Tiyatro TAM ile Soru-Cevap

“Mesai sonrası tiyatro  topluluğu” anlayışıyla hayatımızda yer edinen Tiyatro TAM ekibinin oyuncularından Seçkin Çeşmeci merak edilen soruları yanıtladı. Tiyatro TAM kimdir, nasıl ve ne zaman kuruldu, sahne alan oyunların hazırlık süreci nasıl gelişmekte, maddi zorluklarla nasıl başa çıkmaktalar gibi birçok sorunun cevabı aşağıdaki satırlarda. Şimdi TAM zamanı…

SANATA AÇILAN KAPI: TİYATRO TAM

Ben öncelikle okuyucularımıza Tam Sanat Derneğinden bahsetmek istiyorum. Ankara’da hayat bulan bağımsız tiyatro olarak yoluna devam etme mücadelesini sonuna kadar devam ettireceğiz.

Tiyatro TAM kimdir?

Gazi Üniversitesi İktisadi ve İdari Bilimler Fakültesi bünyesinde faaliyet gösteren bir üniversite tiyatro kulübü olan Tiyatro Akademi’nin devamı niteliğinde, Tiyatro Akademi Mezunlarının kurmuş olduğu bir oluşumdur.

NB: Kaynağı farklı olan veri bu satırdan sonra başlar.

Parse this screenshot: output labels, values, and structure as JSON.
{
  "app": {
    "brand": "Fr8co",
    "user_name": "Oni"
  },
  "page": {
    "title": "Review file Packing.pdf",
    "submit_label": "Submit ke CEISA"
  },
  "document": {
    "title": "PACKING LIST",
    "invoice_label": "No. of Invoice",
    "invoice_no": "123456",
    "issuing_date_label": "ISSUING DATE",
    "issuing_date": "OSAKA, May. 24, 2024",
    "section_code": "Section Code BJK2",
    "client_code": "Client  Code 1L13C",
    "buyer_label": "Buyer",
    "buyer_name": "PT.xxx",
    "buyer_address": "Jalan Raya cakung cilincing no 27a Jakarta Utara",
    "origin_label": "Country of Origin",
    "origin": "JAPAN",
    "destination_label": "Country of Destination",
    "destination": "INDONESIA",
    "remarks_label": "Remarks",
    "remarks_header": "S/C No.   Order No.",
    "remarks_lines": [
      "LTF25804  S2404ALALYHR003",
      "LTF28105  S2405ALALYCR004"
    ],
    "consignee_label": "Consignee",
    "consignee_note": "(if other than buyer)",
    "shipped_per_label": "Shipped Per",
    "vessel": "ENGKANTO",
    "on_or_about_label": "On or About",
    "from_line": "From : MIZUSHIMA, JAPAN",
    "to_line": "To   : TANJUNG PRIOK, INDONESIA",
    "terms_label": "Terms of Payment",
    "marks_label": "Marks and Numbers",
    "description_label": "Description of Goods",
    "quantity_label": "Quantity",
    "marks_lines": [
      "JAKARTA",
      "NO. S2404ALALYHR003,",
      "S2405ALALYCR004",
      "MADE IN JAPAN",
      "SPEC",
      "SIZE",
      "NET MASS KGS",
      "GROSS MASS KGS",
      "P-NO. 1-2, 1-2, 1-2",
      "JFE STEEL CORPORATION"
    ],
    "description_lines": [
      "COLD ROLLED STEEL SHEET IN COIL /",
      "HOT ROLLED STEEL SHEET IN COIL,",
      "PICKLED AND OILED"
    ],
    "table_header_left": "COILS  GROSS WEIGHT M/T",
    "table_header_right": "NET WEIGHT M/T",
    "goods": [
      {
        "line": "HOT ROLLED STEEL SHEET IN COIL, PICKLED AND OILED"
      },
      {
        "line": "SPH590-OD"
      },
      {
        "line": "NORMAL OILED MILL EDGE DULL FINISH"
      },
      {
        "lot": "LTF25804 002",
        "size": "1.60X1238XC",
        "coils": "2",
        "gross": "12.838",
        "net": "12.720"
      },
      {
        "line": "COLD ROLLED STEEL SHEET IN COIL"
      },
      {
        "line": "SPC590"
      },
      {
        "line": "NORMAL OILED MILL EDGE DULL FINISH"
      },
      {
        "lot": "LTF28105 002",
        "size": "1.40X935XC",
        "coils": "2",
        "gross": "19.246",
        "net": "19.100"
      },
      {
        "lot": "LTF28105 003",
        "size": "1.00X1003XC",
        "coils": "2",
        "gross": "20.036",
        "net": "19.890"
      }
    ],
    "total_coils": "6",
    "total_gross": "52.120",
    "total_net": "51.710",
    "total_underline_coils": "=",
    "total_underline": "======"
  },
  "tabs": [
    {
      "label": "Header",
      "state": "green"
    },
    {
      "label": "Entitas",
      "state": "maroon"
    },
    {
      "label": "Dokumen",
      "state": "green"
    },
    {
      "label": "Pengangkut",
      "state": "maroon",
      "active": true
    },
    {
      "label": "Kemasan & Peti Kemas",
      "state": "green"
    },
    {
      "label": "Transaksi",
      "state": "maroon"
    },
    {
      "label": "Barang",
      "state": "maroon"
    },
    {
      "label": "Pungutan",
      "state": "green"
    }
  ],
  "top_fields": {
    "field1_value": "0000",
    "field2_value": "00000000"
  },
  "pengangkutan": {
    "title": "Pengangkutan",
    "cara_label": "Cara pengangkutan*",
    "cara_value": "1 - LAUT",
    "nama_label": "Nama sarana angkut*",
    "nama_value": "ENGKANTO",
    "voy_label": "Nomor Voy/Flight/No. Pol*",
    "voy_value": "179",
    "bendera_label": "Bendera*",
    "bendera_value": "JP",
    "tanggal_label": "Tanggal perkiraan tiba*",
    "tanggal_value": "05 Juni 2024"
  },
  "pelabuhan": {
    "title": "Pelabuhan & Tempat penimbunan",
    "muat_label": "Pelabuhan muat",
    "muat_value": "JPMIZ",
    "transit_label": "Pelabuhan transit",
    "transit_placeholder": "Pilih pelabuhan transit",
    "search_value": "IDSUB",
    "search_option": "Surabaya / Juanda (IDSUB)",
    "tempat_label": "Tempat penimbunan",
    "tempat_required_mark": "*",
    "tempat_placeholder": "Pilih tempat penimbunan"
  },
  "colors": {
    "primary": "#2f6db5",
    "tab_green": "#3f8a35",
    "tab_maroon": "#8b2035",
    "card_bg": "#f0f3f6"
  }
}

Tiyatro TAM ne zaman ve nasıl kuruldu?

Üniversite öğrenimi sırasında tiyatro topluluklarında yer almış öğrencilerin, mezuniyet sonrası da devam eden üretme, sanatta etkin olma ve sanata katkı sağlama isteği, Ankara için bir mezunlar sanat platformu ihtiyacını ortaya çıkarmıştı. Bu eksikliği hisseden Ankara’nın pek çok üniversitesinden mezun, 13 Temmuz 2012’de Tam Sanat Derneği’ni ve ardından Tiyatro TAM’ı kurmuş oldu. Tiyatro gönüllülerini de bünyesine dahil ederek genişledi ve bugünlere geldi.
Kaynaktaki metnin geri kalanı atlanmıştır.